In queste ore però i fanali sono ancora una volta tutti puntati su MPS.
Oggi potrebbe essere pubblicato il decreto, già pronto, del ministero dell’Economia che riconosce una garanzia pubblica sulla liquidità di MPS. Il decreto potrebbe terminare il suo iter amministrativo in giornata con la registrazione della Corte dei conti e il visto della Ragioneria generale dello Stato: Siena dovrebbe procedere all’emissione del primo bond garantito dallo Stato per 2 miliardi di euro entro gennaio, mentre una seconda emissione, sempre da 2 miliardi, dovrebbe aver luogo a febbraio-marzo. Ma Monte dei Paschi in Borsa viene monitorato con attenzione dalla Consob, che sta sorvegliando le negoziazioni del titolo in maniera “molto intensa”. Ha fatto sapere il presidente dell’autorità di vigilanza Giuseppe Vegas durante un’audizione sul decreto legge banche al Senato, spiegando che “sono in corso indagini volte ad accertare eventuali ipotesi di abusi di mercato”. Inoltre la riammissione del titolo di Rocca Salimbeni in Borsa, non sarà “immediata”, poiché “sarà possibile riammettere alle negoziazioni il titolo MPS solo una volta che, a seguito dell’approvazione del piano industriale, sarà ripristinato un contesto informativo adeguato”, ha sottolineato Vegas.

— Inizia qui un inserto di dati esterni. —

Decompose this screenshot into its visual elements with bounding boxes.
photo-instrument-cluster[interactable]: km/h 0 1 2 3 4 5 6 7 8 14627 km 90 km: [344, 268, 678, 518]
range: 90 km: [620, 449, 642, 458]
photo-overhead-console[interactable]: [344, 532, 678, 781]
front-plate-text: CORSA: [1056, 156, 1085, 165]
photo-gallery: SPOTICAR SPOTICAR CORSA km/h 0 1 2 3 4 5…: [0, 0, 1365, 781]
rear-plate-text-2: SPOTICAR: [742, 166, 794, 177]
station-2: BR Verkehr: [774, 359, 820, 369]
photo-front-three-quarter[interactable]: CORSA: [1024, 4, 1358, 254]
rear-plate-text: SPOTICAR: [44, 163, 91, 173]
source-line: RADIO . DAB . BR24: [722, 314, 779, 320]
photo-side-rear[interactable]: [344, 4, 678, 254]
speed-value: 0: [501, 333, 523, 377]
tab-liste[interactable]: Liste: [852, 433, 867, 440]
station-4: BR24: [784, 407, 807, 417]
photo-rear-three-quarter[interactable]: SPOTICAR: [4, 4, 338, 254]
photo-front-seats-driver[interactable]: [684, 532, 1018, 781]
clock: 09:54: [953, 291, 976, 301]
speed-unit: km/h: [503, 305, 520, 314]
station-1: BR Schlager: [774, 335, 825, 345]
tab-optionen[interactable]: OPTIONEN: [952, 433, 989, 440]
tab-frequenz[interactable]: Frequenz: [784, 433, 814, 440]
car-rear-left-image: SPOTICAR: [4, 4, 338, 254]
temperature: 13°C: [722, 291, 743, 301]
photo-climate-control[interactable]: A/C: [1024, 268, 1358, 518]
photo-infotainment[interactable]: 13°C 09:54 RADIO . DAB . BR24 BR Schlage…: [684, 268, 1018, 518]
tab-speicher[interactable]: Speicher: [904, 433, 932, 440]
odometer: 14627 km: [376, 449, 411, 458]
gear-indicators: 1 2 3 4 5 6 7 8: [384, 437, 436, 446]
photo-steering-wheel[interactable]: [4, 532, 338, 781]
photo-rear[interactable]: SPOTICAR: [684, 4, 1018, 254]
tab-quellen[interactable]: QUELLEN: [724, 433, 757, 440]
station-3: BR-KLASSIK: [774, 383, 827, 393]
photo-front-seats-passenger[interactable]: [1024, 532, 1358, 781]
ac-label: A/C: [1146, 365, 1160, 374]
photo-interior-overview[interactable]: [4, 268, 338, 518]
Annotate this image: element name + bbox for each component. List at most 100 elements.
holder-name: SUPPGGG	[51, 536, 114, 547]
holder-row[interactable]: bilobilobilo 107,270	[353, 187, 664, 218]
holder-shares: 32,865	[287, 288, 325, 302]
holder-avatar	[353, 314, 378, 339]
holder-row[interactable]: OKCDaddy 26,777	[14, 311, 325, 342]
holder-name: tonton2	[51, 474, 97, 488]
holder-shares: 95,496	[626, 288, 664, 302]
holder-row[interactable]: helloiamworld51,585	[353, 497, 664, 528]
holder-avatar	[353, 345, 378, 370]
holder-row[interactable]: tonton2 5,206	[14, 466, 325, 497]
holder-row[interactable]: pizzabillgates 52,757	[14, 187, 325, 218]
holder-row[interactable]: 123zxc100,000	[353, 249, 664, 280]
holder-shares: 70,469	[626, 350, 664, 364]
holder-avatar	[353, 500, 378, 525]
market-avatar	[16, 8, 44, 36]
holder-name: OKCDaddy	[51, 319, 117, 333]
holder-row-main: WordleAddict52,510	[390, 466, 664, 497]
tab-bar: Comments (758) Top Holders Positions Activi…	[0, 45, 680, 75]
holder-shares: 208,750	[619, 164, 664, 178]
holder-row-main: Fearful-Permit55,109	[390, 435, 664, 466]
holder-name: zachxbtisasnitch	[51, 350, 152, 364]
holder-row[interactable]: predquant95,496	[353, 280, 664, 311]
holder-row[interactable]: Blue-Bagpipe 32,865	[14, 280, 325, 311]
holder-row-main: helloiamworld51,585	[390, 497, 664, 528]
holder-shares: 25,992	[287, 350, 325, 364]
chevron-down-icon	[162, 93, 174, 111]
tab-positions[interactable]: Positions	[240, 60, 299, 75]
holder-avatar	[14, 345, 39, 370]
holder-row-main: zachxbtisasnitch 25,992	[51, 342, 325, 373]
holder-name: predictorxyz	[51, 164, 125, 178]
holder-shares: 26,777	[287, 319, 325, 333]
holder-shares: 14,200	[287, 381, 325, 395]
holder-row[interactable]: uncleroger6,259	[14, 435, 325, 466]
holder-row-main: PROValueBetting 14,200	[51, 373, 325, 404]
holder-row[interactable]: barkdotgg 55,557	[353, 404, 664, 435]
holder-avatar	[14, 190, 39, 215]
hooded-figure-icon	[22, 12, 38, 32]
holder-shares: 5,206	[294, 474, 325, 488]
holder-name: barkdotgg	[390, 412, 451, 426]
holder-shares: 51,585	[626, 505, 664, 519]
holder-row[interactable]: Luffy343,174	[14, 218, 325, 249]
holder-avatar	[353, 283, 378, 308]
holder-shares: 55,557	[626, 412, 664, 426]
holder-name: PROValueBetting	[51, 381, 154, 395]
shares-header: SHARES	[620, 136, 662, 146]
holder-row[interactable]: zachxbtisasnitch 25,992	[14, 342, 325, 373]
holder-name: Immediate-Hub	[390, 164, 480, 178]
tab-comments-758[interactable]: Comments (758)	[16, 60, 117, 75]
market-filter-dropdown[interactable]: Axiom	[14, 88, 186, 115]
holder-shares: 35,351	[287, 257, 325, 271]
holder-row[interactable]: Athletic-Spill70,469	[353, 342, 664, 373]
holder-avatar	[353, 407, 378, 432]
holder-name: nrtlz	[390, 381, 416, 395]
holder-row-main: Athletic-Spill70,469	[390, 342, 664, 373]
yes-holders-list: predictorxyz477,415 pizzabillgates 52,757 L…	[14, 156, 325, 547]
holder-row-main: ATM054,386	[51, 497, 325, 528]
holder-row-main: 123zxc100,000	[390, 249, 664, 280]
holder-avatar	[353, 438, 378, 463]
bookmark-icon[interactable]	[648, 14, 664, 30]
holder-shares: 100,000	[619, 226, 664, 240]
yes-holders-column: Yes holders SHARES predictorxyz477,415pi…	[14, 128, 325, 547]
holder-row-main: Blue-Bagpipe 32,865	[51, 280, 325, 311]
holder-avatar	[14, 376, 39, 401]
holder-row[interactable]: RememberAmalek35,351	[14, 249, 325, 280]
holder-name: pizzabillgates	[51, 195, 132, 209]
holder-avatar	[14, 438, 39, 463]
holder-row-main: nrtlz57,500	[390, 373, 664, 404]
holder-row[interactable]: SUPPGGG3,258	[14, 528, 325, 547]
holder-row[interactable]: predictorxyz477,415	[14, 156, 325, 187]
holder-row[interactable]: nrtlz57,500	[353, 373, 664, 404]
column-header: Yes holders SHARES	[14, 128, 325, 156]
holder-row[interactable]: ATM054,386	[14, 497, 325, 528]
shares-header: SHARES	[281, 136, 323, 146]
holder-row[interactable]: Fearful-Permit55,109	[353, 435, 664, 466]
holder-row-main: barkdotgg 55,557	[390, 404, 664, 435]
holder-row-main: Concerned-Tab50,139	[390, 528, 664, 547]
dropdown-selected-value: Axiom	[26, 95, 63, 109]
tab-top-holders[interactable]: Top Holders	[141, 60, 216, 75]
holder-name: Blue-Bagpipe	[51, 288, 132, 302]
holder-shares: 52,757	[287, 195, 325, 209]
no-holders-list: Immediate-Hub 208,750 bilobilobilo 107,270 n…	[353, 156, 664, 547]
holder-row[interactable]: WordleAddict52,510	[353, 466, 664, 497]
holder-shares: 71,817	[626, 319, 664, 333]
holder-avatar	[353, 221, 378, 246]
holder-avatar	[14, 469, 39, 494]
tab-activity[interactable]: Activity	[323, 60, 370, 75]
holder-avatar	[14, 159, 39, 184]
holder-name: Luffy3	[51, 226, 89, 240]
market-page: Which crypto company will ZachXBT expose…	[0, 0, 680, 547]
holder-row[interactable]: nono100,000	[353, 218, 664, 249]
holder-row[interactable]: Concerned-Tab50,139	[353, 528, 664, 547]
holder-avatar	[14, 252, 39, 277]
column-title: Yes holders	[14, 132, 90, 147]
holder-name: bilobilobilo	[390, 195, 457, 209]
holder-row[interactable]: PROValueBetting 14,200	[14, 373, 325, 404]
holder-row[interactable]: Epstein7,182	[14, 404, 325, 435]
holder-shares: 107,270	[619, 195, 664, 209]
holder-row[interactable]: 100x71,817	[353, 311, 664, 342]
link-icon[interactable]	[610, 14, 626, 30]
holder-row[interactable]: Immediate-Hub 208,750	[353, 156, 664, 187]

Sempre durante l’audizione Giuseppe Vegas, si è espresso totalmente a favore della manovra del governo (decreto salva-risparmio), il cui impianto generale è stato definito “condivisibile” e in grado di “portare sollievo a tutto il sistema”. Di fronte alle emergenze bancarie scaturite con la crisi economica, ha sottolineato Vegas, mentre in Europa “la maggior parte dei governi ha ritenuto di prendere di petto il problema”, l’Italia “anche a causa dei vincoli di finanza pubblica, ha scelto invece di contenere al minimo l’intervento dello Stato, puntando sulla capacità del comparto di trovare al suo interno la forza e le risorse finanziarie per superare la crisi”. “Questo approccio ha contribuito a far sì che le debolezze del sistema bancario domestico, in partenza forse meno gravi di quelle riscontrate in altri Paesi, si protraessero nel tempo, finendo per imporsi all’attenzione dei mercati come un focolaio di crisi sempre acceso”, ha puntato il dito il numero uno della Consob, puntualizzando che “il decreto legge intende, appunto, intervenire su questo focolaio con l’obiettivo di estinguerlo una volta per tutte”.